Looking back, Smith admitted that he was overwhelmed and sometimes thought, “Who did I think I was?” Nevertheless, Smith said he felt grateful for all the overwhelmingly positive feedback he received, especially in the first few days of the pandemic.

“If I had gotten a couple of bad feedbacks, that would have been the end of me,” Smith said. “This is not what I do, and it wouldn’t have taken a lot to shake my confidence.” However, he did receive some negative responses at certain points, especially when he criticized someone.

“When I stung MSK [Memorial Sloan Kettering Cancer Center] for trying to keep themselves in a bubble and keep treating their patients as nothing was happening, or when I tried to sting NYU for claiming that all their staff had been tested, I heard about that the next day,” Smith said. “MSK was threatening to sue me… and I realized, yes, I made my point and everyone on my side of the argument said, ‘Yeah, you taught them a lesson,’ but was it worth it? I’m not sure it was.”

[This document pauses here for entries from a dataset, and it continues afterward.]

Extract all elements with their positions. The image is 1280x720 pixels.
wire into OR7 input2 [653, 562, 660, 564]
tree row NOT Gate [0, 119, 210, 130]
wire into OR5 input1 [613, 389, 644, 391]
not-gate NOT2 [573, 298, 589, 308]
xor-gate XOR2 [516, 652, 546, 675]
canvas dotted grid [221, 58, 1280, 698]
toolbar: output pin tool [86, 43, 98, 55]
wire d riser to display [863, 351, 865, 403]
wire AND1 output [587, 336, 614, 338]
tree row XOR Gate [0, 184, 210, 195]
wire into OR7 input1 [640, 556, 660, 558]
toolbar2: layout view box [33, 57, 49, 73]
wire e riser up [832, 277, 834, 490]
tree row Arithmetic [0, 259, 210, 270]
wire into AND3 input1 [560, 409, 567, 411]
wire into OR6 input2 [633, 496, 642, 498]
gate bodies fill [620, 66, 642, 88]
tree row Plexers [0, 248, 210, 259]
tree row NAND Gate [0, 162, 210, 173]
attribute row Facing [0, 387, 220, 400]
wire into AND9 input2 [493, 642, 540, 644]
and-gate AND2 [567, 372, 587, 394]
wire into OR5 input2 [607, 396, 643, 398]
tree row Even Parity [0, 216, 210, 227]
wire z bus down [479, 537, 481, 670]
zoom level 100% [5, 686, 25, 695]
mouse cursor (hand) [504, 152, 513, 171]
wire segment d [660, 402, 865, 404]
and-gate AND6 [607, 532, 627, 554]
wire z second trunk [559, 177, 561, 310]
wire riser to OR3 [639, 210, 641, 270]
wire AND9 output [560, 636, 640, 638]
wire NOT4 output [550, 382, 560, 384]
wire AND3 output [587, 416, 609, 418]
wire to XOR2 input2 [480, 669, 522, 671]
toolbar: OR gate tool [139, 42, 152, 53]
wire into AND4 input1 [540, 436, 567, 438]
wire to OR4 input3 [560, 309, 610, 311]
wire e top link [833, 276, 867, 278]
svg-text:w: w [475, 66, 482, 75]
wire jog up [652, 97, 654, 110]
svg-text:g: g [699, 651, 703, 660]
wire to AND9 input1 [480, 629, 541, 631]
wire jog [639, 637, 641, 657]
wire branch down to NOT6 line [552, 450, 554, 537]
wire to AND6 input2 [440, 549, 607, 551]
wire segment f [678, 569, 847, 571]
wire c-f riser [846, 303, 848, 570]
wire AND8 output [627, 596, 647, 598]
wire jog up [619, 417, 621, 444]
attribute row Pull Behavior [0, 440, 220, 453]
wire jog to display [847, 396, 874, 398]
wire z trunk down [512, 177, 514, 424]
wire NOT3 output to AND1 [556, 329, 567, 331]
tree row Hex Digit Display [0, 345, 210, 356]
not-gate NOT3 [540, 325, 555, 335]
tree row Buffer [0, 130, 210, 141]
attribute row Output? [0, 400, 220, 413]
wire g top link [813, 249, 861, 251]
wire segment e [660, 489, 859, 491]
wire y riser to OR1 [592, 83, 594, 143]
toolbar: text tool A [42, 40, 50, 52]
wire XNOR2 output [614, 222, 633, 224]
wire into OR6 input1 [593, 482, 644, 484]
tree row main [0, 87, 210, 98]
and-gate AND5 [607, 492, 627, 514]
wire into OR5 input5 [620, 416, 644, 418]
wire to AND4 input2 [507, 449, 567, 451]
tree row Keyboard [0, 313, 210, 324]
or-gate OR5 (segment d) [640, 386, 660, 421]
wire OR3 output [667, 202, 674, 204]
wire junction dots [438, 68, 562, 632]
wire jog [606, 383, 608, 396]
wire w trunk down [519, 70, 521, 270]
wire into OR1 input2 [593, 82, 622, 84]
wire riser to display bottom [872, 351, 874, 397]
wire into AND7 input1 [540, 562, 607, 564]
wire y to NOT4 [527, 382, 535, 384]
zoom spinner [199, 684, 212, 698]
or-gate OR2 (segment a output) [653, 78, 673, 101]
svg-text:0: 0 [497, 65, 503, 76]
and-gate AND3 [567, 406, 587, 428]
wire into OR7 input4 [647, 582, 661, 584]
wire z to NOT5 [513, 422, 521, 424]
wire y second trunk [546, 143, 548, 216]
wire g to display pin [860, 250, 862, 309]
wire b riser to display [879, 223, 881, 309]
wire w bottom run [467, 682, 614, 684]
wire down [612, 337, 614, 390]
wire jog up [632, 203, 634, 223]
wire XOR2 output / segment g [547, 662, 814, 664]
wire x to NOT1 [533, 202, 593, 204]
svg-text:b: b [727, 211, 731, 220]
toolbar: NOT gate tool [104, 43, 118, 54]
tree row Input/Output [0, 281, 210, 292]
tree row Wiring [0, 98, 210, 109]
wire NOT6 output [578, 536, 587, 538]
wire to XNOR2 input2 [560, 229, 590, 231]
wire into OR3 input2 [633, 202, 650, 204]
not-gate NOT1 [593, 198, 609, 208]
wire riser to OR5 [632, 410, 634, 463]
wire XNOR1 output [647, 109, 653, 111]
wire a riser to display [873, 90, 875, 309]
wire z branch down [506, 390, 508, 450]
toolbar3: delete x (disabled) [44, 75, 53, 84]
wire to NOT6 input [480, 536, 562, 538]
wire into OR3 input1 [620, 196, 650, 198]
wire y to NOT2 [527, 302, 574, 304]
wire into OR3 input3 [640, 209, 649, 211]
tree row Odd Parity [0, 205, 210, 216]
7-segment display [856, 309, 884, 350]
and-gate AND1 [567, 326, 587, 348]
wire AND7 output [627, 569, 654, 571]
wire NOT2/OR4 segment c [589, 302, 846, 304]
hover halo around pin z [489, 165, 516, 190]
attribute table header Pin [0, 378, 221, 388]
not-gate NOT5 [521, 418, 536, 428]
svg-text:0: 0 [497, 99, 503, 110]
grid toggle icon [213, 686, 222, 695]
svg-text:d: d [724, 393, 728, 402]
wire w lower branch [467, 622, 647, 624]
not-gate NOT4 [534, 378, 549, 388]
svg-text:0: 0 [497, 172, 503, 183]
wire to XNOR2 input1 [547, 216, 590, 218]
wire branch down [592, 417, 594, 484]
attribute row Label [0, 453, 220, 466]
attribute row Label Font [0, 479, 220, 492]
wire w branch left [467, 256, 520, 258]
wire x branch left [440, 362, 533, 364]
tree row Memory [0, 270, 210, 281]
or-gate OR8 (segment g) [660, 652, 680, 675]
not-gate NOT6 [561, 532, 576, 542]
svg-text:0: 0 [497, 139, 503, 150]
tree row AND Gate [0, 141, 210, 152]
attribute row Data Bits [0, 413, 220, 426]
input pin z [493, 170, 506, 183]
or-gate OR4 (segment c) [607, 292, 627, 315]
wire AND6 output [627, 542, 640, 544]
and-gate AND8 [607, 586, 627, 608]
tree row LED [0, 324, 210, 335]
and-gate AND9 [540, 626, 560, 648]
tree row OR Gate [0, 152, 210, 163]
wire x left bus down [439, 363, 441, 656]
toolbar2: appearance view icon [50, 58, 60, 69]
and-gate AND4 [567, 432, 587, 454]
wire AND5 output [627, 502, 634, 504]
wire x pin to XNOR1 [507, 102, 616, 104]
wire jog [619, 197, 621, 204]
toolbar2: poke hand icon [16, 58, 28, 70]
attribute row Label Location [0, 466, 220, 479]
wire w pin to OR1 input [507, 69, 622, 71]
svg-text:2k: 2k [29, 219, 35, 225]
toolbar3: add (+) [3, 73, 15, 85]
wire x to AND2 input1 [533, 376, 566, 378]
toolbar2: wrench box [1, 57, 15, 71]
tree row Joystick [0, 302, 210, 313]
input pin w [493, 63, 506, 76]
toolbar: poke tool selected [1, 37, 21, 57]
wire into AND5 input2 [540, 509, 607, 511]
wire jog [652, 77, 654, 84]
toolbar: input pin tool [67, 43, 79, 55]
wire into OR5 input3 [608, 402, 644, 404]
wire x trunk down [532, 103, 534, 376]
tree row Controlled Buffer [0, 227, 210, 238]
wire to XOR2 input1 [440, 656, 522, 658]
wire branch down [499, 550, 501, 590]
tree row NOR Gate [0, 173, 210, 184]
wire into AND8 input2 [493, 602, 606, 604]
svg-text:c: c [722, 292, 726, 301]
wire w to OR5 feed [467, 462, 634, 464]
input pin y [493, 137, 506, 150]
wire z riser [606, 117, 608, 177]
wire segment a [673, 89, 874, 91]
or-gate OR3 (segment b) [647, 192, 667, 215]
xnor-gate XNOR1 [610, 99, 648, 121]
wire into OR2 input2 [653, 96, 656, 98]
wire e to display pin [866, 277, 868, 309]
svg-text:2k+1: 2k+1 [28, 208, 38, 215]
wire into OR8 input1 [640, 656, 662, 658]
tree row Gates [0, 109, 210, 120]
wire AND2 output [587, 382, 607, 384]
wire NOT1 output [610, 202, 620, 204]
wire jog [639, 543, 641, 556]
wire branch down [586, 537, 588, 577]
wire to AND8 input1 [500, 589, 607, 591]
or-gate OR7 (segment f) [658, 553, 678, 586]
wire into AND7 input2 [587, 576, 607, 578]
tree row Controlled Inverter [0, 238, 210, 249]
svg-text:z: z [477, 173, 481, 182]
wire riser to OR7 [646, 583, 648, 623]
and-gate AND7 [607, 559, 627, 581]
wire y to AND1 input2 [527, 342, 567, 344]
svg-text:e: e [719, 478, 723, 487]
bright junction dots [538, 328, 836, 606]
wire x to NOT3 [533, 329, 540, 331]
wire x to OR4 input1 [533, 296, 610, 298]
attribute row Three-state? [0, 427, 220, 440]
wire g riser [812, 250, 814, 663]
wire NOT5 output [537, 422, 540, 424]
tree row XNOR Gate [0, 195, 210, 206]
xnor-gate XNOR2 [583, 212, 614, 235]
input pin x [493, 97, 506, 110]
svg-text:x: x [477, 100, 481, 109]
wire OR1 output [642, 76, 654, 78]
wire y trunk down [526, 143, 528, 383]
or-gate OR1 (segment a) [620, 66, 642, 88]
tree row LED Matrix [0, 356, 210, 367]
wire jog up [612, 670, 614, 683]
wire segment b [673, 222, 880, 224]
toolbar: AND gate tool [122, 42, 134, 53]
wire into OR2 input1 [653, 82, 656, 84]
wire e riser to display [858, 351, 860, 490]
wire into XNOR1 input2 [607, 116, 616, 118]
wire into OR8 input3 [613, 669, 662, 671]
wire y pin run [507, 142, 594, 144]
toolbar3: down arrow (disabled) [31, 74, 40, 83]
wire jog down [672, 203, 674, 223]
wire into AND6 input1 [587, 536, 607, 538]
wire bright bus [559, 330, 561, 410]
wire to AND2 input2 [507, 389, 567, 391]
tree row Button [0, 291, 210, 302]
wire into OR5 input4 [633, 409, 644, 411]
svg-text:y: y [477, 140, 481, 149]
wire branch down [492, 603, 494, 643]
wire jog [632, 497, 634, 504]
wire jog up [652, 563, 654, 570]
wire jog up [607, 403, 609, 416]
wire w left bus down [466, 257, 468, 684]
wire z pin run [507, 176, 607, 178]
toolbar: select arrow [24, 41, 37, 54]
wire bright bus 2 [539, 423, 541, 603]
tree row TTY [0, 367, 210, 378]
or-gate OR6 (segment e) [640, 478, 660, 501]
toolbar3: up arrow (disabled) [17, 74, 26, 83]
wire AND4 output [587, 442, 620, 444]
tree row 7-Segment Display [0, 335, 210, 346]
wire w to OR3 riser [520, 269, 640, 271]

Nevertheless, Smith said that, overall, he was satisfied with his letters. “I look back and — how did I pull that off?” he asked. “Fifty-nine [letters] in a row?” He said he believes that fifty-nine daily letters was a good stopping point, partly because there were not enough hours in the day to continue writing once he returned to his real work. “I also wanted to end on a prime [number], and I did on fifty-nine,” he added.

As a result of his letters, Mandel said Smith can now claim to be a “physician writer,” similar to John Keats, as Smith had used “the power of words to elevate the human spirit.”

“Your daily briefings… not only reported with clarity the cascading challenges, but helped colleagues see the nobility of their efforts and gave them reason to hope,” Mandel said to Smith. “In doing that for them, you did it for all of us… However far in the future people look back to learn the best of our generation’s response to this crisis, they will find themselves savoring your eloquence because a thing of beauty is a joy forever.”